What Goes Into Your Aftermarket

Published in the December 2008 Issue December 2008 Feature

It takes more air and more fuel to make more horsepower in a diesel. But something people overlook when improving their trucks' performance is upgrading that factory `slushbox' that's bolted up behind the motor. Sturdy, reliable, transmission upgrades are a very important part of planting all that new-found power to the ground. But what actually goes into improving the factory transmission? With the help of the guys at ATS Diesel, here's a little behind-the-scenes look at what it takes to build a tranny you can put through its passes.


In most factory transmissions the weakest link is the factory torque converter. While they are built plenty sturdy enough to handle the factory output of your truck, most fall short after the baseline horsepower and torque output have been increased. The factory designs are most commonly improved in generally the same way. Adding a billet cover, increasing disc surface, and using stronger, more reliable materials are among the most common.

ATS Diesel's Five Star Torque Converter with what they call an innovative fluid-assist technology further enhances power transfer through the transmission and to the ground. Using a five-disc design, the ATS converter can provide plenty of clamping force during full lock-up. The improved efficiency equates to lower fluid temperatures, better fuel economy, and a maximum torque multiplication.


The transmission valve body looks to be the most technical piece in a transmission, and for good reason. With multiple springs, fluid valleys, and small moving parts, an improperly set-up valve body could quickly lead to a transmission's early demise. An aftermarket valve body can improve shift strategies, shift firmness, and extend the life of your gear clutch packs. The upgraded valve body with new valve designs, stiffer springs, and worked-over oil circuits will improve clutch pressure. Again, all this equates to cooler transmission temperatures and improved transmission performance. The valve body plays a very important role in the performance of your transmission.


Inside your transmission, each specific gear you run through on a daily basis is composed of separate clutches. Much like the OEM torque converter in your transmission, the stock gear clutches are usually more than enough for the stock horsepower and torque output of your truck. But as more and more power is sent through your transmission, clutch slippage can occur; slippage creates heat, and heat in the end is what can kill your transmission prematurely.

The aftermarket combats these slippage issues with improved clutch designs. Factory materials are improved along with the number of clutch surfaces each gear will use. The stronger biting material and added clutch surface will create a stronger bond that can eliminate slippage as power is sent through the transmission.

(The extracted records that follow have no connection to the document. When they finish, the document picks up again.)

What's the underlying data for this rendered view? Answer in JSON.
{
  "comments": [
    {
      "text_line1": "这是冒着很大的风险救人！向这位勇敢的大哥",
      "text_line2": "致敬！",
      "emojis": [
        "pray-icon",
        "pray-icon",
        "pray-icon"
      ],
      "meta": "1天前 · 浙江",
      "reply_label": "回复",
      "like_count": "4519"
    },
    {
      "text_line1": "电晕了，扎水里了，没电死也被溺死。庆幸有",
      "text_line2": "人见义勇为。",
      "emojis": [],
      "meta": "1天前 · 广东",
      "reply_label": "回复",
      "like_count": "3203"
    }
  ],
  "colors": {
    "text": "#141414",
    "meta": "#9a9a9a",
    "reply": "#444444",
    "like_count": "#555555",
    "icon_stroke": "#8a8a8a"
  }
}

The next area that needs to be looked at when upgrading your transmission to withstand the added power from your tuning software and injector upgrades is the internal shafts. The input, intermediate, and output shafts work your gear drums and clutch packs to send power all the way from the front of your transmission and torque converter out through the back to your transfer case or rear driveline. Most often the input shaft is the weakest link and is the most commonly upgraded shaft.

An aftermarket torque converter like the Five Star offered by ATS Diesel can apply a much stronger torque multiplication into the transmission, and it is the input shaft that helps to transfer this power. So when upgrading to an aftermarket converter, upgrading your stock input shaft should be looked into as well, especially if you have plans of towing heavy or drag racing your pick up. The added shock load the drive train and transmission must uphold under those harsher conditions can really put a strain on the factory shafts.

The output shaft in a factory transmission must also endure some pretty intense strain and power when pulling heavy or when the tires are really fighting for traction. The output shaft is the final link in the transmission and connects to your transfer case or driveline to send power to the drivelines. Most splined factory shafts hold up exceptionally well when you consider the load the small diameter steel parts are constantly subjected too. But everything has a breaking point and most often the section of the shaft where the splines end is the weak area. To combat this, ATS Diesel now builds their output shafts with a machined locking tab that will key and match up perfectly to the transfer case shaft, decreasing the load on the actual splines of the output shaft. ATS machines these shafts to work in conjunction with each other one set at a time, to ensure the perfect fit.

This story just barely scrapes the surface of what actually goes into building a tough reliable transmission that can withstand the torque and power these diesel motors can make. Thanks to companies like ATS Diesel building performance aftermarket transmission systems, we can continue pushing the limits with these trucks.